At the top of this steep section, the trail splits with the route going up Mt. Victoria going straight ahead and the route going to Mt. Royal taking a sharp right. There is nothing to mark this junction but a small cairn in the dirt that would be hard to miss. It is better to just look for the split itself.

The saddle with its obvious cairn

When I reached this junction, I was walking with a local octogenarian who was easily beating me up the trail. He said the trail to Mt. Victoria was more of the same, a steep, slippery slope. Someone coming down mentioned there was still a lot of snow on the trail. This has been an amazing year for snowfall. Our hiking options thus far have been very limited.

The view looking west from the saddle. The gulch to the right is the route up North Tenmile Creek, which so far I have only done in winter.
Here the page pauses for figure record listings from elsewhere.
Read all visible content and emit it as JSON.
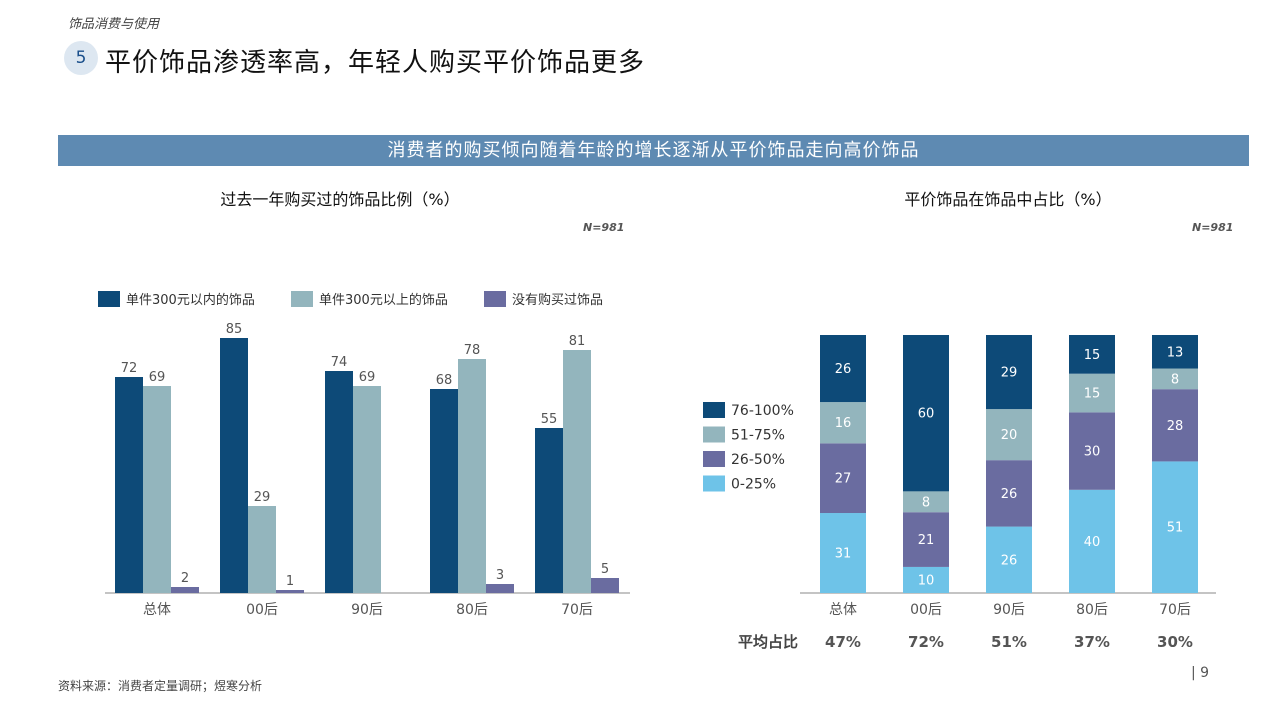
{
  "header": {
    "section_tag": "饰品消费与使用",
    "number": "5",
    "title": "平价饰品渗透率高，年轻人购买平价饰品更多"
  },
  "banner": "消费者的购买倾向随着年龄的增长逐渐从平价饰品走向高价饰品",
  "left_chart": {
    "title": "过去一年购买过的饰品比例（%）",
    "note": "N=981"
  },
  "right_chart": {
    "title": "平价饰品在饰品中占比（%）",
    "note": "N=981",
    "avg_label": "平均占比",
    "averages": [
      "47%",
      "72%",
      "51%",
      "37%",
      "30%"
    ]
  },
  "footer": {
    "source": "资料来源：消费者定量调研；煜寒分析",
    "page": "| 9"
  },
  "chart_data": [
    {
      "type": "bar",
      "title": "过去一年购买过的饰品比例（%）",
      "categories": [
        "总体",
        "00后",
        "90后",
        "80后",
        "70后"
      ],
      "series": [
        {
          "name": "单件300元以内的饰品",
          "color": "#0d4a78",
          "values": [
            72,
            85,
            74,
            68,
            55
          ]
        },
        {
          "name": "单件300元以上的饰品",
          "color": "#93b5bd",
          "values": [
            69,
            29,
            69,
            78,
            81
          ]
        },
        {
          "name": "没有购买过饰品",
          "color": "#6a6ca0",
          "values": [
            2,
            1,
            null,
            3,
            5
          ]
        }
      ],
      "ylim": [
        0,
        100
      ],
      "legend": "top"
    },
    {
      "type": "bar",
      "stacked": true,
      "title": "平价饰品在饰品中占比（%）",
      "categories": [
        "总体",
        "00后",
        "90后",
        "80后",
        "70后"
      ],
      "series": [
        {
          "name": "0-25%",
          "color": "#6ec3e8",
          "values": [
            31,
            10,
            26,
            40,
            51
          ]
        },
        {
          "name": "26-50%",
          "color": "#6a6ca0",
          "values": [
            27,
            21,
            26,
            30,
            28
          ]
        },
        {
          "name": "51-75%",
          "color": "#93b5bd",
          "values": [
            16,
            8,
            20,
            15,
            8
          ]
        },
        {
          "name": "76-100%",
          "color": "#0d4a78",
          "values": [
            26,
            60,
            29,
            15,
            13
          ]
        }
      ],
      "ylim": [
        0,
        100
      ],
      "legend": "left"
    }
  ]
}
Looking northwest along the ridge. The official summit is at the far point in the trees.

After the turn, the trail continues for only another 0.15 miles before reaching the saddle and the giant sized cairn that marks it. Many people stop there. On the far side of the cairn are nice views of I-70 and the cliffs surrounding it. To the east, one can see Grays and Torreys and bits of Lake Dillon. My new friend told that I should continue up the ridge to the official summit and then descend the other side and back up to a lower summit for the best views of the area. His advice was well worth taking.

The trunk of a dead Bristlecone, whose wood is very resistant to decay.

Another Bristlecone posing on the edge of the ridge

There are two trails that head up to the highest point. The left trail skirts the shear drop offs of the cliff face and wanders through a stand of twisted Bristlecone pines. The right hand trail is slightly further down the slope and by passes the summit. Take this trail on the way back.

Looking further west and mountains near Vail

The official summit is marked by the tall Fir tree more than the cairn, which is just barely visible in the shade.

The summit itself (at 2.09 miles) is just another small cairn hidden in the trees. Upon reaching it I had climbed 1,330 ft. The elevation in the map at the trailhead records this spot at 10,502 ft. I would not linger here too long although the view of Buffalo Mountain is nice from this vantage. Instead head down the hillside on the well worn trail. It descends a little over 200 ft to another saddle.

The start of the descent to the lower summit

Looking at I-70 from the saddle below the lower summit

At 2.32 miles is the lower summit, which is a large pile of rocks requiring judicious scrambling to reach the top. This is a little over 100 ft above the lower saddle. By the time I reached the top of the lower summit, I had climbed 1,435 ft. This rock pile is definitely worth the extra effort, and after that early 60° segment, seemed trivial.

Looking up at the lower summit

The lower summit

It did not take long to climb back up and over the summit and down to the first saddle. I lingered there while longer, sitting on a log with views of the precipice below. I was nervous about the decent figuring I would need to slide on my tail the entire way down. Fortunately, this was not necessary but I did find myself in a tight crouch with my feet in a sharp angle. Poles would be really handy here.

Looking at the upper summit from the lower with Mt. Victoria in the background

The view of Silverthorn from the lower summit. There were some large meadows on that hillside that I did not know existed.

Mt. Royal is a great training hike with some lovely views to reward the hiker. The day I did it, it was probably in the high 80°s even though I had started by 9am. I started sweating immediately and wished I had brought along more water and even a sport drink. The moral of the story is that this hike is harder than its distance and elevation gain would imply, so plan accordingly.

1 comment:

Linda said...

The concept of the Continental Divide is just so huge and grand! We have a mini divide in Scotland - the Great Glen, caused by the collision between the Laurentian and Baltic tectonic plates in the Silurian era.

The trails you walk on always look so enticing and well made, but do you have to take precautions against bears? This is the one thing I wasn't too keen about (understatement) when hiking in Canada.